<イラストタイトル>
広大な草原を駆け巡るプロングホーンの家族
<動物コメント>
◎外来生物学者 坂本 洋典
プロングホーンは、枝分かれした黒いツノをもち、シカに似た外見をしています。ですが本当は、1科1属1種というとても珍しい生き物なんです。シカのツノは骨が変化したものですが、プロングホーンのツノは骨を芯とした上に角質のさやが被さる、ウシのツノと同じ構造です。このツノは、シカと同じく一年に一度、生え替わりますが、その時には骨の部分だけが小さなツノとして残ります。残念ながら2020年4月現在、日本ではプロングホーンに会える動物園はありませんが、2017年までは横浜市の金沢動物園でブッチくんというオスが、15歳の天寿まで長年愛されていました。

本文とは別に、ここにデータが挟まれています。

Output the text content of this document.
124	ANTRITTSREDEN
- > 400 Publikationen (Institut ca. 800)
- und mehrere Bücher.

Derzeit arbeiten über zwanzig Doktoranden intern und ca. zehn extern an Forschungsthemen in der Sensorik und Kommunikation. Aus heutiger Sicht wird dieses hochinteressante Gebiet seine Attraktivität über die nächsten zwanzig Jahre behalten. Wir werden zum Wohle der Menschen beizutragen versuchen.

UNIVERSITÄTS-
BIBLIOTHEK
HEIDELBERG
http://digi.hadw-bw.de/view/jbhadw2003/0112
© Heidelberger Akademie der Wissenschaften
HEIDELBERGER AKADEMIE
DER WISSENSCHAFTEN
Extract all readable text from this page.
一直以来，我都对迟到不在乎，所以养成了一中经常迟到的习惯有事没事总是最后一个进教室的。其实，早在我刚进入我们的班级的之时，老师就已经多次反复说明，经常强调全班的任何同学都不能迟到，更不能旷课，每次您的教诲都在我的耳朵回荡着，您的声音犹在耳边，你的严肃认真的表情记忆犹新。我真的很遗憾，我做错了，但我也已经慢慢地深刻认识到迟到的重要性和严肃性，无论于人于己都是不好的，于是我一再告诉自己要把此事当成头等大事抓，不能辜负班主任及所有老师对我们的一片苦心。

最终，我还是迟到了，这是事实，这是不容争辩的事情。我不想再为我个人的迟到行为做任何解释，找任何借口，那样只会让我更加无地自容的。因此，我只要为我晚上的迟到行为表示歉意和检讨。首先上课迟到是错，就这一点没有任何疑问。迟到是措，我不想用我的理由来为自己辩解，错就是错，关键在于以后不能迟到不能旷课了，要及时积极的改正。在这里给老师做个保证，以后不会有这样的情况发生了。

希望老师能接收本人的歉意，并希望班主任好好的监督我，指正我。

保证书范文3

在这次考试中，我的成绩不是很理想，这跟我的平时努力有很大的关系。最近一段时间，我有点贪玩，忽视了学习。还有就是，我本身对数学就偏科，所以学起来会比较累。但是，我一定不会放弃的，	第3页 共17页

そんなプロングホーンは北米の草原で群れを作って暮らし、時速80km近くで長時間走ることができると言われます。太古の北米大陸にはチーターの仲間のアメリカンチーターが暮らしており、アメリカンチーターから逃げるためにプロングホーンの脚力は進化したという説があります。ちなみに、大昔はプロングホーンの仲間は、ねじれたツノをもつ種や何本も小さなツノを持つ種など、少なくとも7種以上いた反映したグループだったことが化石からわかっています。太古の北米の大草原での追いかけっこを想像するとドキドキしますね。